Inhalt | Das Jahr, in dem wir nirgendwo |
Víctor Dreke und der Che kennen | Ches Begleiter |
DREKE: Es war der 28. oder 29. März, der zehnte oder zwölfte Tag im Lager, als mich Osmany Cienfuegos, der Bauminister, aufsucht, mit dem Befehl, mit ihnen mitzukommen und Santiago Thierry als Chef vor Ort zu lassen.
Wir sprechen von anderen Dingen, dann zeigt er mit Fotos.
Er zeigt mir mehrere Fotos, im Profil, von vorn. Ich erkenne ihn nicht. Ich hatte nicht die leiseste Vorstellung, wer er sein könnte.
Ich kam nicht darauf, vom Äußeren her ähnelte er keinem der wichtigen Kader.
Er holt mich ab, und wir fahren zum Laguito. Er stellt mich Papi (Martínez Tamayo) vor. Ich höre, wie Osmany mit jemandem redet.
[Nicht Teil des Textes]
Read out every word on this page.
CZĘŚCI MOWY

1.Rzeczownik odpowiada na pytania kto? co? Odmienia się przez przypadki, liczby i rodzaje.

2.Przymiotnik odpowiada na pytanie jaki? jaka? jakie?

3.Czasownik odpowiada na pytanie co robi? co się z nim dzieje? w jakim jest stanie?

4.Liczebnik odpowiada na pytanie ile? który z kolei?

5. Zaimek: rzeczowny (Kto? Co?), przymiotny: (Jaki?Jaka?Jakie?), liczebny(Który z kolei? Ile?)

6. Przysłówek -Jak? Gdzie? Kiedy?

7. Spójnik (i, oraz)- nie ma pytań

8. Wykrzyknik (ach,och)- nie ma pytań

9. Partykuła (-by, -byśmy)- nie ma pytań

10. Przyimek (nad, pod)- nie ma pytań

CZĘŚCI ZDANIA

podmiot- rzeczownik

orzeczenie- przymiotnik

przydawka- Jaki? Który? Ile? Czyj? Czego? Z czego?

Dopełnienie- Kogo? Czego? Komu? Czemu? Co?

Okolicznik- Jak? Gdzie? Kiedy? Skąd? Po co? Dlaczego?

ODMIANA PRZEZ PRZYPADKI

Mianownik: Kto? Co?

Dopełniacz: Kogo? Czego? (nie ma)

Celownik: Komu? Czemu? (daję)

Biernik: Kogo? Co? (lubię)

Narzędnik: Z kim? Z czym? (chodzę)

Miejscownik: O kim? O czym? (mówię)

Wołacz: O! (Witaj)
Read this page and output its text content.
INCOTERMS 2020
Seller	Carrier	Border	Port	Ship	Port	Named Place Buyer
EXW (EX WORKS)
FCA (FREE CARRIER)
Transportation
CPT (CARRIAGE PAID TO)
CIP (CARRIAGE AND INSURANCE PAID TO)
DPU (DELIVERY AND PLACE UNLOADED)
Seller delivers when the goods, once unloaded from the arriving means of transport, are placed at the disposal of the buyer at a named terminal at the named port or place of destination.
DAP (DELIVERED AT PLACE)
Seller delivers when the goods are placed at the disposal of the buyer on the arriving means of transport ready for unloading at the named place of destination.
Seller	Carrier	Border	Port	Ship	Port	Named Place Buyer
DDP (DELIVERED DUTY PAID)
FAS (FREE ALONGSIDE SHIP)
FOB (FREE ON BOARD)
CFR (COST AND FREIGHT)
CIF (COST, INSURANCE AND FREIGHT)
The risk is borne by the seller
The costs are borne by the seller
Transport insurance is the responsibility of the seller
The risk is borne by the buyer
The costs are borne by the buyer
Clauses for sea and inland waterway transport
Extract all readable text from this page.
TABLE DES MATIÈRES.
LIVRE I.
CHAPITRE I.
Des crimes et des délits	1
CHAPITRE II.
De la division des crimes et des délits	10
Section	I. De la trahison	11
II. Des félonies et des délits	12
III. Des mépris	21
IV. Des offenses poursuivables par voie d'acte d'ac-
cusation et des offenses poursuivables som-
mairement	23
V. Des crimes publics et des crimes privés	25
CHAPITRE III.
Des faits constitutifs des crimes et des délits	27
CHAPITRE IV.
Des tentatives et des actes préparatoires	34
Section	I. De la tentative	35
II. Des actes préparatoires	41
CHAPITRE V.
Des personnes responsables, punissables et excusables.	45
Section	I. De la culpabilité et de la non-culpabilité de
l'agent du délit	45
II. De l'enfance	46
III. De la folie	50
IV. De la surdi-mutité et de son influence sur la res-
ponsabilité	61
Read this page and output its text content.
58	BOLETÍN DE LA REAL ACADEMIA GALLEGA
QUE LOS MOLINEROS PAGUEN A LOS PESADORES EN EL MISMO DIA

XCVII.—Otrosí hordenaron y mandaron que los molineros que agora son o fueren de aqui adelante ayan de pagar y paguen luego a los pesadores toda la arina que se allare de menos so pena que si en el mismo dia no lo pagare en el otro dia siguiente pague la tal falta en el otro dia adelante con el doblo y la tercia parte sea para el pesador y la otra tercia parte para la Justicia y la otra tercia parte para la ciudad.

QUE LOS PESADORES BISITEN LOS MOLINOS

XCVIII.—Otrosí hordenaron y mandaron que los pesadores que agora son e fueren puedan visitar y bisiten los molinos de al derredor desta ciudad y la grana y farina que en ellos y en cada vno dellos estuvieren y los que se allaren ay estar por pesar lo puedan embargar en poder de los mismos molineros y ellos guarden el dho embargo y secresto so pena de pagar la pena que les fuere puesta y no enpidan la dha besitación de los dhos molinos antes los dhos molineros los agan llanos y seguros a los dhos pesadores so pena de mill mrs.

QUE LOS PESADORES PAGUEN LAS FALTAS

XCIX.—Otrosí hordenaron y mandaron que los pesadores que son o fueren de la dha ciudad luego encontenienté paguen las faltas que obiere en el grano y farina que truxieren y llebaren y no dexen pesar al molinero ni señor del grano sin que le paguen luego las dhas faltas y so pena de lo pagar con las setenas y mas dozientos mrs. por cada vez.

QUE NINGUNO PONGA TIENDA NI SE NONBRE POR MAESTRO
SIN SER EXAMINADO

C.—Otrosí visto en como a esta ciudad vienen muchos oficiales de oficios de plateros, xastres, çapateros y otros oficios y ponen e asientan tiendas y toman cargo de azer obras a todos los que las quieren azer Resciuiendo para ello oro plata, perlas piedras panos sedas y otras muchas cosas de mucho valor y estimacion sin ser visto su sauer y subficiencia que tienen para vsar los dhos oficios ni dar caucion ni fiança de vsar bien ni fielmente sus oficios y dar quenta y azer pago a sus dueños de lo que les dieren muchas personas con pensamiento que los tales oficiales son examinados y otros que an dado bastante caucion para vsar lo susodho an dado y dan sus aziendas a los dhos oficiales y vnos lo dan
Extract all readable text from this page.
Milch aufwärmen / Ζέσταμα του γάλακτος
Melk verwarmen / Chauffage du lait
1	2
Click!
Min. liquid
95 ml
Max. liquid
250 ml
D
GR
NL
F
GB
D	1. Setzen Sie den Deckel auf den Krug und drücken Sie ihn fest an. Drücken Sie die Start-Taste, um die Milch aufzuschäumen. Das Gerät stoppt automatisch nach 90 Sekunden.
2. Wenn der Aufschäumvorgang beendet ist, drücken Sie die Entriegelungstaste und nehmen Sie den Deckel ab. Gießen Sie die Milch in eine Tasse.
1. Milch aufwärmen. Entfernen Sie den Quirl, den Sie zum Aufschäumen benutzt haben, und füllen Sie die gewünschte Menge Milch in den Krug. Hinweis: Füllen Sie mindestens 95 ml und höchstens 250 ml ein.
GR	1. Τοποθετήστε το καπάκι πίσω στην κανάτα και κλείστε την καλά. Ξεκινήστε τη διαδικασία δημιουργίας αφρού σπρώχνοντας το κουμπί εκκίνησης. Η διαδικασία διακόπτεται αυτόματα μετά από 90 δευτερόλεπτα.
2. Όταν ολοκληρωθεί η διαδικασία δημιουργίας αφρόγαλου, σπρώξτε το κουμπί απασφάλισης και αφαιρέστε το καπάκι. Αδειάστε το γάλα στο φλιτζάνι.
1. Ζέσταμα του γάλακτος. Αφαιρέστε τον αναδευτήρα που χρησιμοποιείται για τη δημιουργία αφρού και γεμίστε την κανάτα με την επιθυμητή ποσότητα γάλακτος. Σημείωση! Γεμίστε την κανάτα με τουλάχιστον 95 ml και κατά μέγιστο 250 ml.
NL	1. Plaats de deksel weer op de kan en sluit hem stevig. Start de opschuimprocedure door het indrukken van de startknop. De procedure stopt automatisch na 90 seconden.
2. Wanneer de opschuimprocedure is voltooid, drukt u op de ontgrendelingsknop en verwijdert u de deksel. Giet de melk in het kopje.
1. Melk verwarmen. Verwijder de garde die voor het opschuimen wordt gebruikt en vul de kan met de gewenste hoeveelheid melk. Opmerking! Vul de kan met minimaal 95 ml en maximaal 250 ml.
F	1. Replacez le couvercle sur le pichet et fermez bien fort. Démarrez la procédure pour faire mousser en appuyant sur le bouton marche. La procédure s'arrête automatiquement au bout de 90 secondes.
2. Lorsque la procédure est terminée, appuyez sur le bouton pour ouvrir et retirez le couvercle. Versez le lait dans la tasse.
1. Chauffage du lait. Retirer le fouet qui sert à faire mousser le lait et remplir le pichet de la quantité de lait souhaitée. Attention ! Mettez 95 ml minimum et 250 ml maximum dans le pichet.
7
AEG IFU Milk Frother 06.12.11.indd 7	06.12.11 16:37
Wir standen in einem kleinen Patio, und aus der Halle kommt ein Compañero, ein Weißer, die Haare kurzgeschoren, mit verspiegelter Sonnenbrille. Ich begrüße ihn, und wir kommen auf die Sache zurück.
Die Stimme kommt mir etwas bekannt vor, aber ich komme nicht darauf, er trägt eine Prothese im Mund. Wir setzen uns an einen Tisch.
Wenn man verwundet wird, spürt man den Treffer, etwas Heißes, wie ein Stromstoß. Mein Herz hüpfte, mit einem Sprung war ich auf den Füßen.
Von der Gestalt her war er derselbe. Wir redeten über die Familie, über meine Tochter, fünf oder sechs Monate alt. »War sie krank?« »Ja, aber es geht ihr schon wieder besser.« Meine Tochter war am 8. September '64 geboren worden, und es hatte Probleme bei der Geburt gegeben, weil die Schädelknochen nicht richtig zusammengewachsen waren ... Der Che wußte von diesen Problemen. Das gab mir einen Eindruck von seiner Einfühlsamkeit und Menschlichkeit.
Vom Gefühl her bin ich noch nicht darauf eingestellt, daß die Dinge unmittelbar bevorstehen. Der Che saß beim Schreiben, es war der Abschiedbrief, er warf Papiere weg. Chino, Ches Assistent, war mit uns dort. Am Abend sagt Che zu mir, daß wir jeden Moment ausrücken werden. Er fragt mich nach der Brigade, nach der Ausbildung. Er spricht von der Mission. Es geht in den Kongo! Er überreicht mir eine Pistole, eine kleine Makarov.
»Kannst du nicht Schach spielen? Und der da kann es auch nicht«, sagte er, als wollte er sich beklagen, zu Tamayo gewendet. Wir unterhielten uns eine Weile, dann zog er sich zurück und fuhr mit dem Schreiben fort.
Papi und ich kamen ins Gespräch, denn wir kannten uns vorher nicht, wir hatten nur gemeinsame Freunde. Wir gingen sehr spät zu Bett. Ich blieb dort, fuhr nicht mehr zurück ins Lager.
Es kam der 31. März. Am Morgen trank der Che Tee ohne Zucker, dann machte er sich ans Bügeln, las.
Darauf der 1. April, immer noch im selben Haus. Abends sagte der Che nur, daß wir Besuch bekommen würden. Er war sehr diskret. Gegen zehn, elf Uhr abends kam Fidel zusammen mit Osmany. Sie umarmten sich. Sie gingen nach draußen, um sich zu unterhalten. Dann ließen sie uns rufen. Es würde nicht leicht werden, es sei eine schwierige Mission. Sie würdigten das gute Verhalten der Brigade während der Ausbildung. Fidel war beunruhigt über die Folgen der Ermordung Lumumbas, über die Repression durch die Belgier. Er fragte uns nach der Familie.
Fidel las in einigen Metern Entfernung von uns den Brief, den ihm Che überreicht hatte. Papi und ich standen sehr nah bei ihnen. In einem Nebenzimmer sagte Fidel zu uns, wir sollten auf den Che aufpassen, den Che unauffällig und diskret beschützen.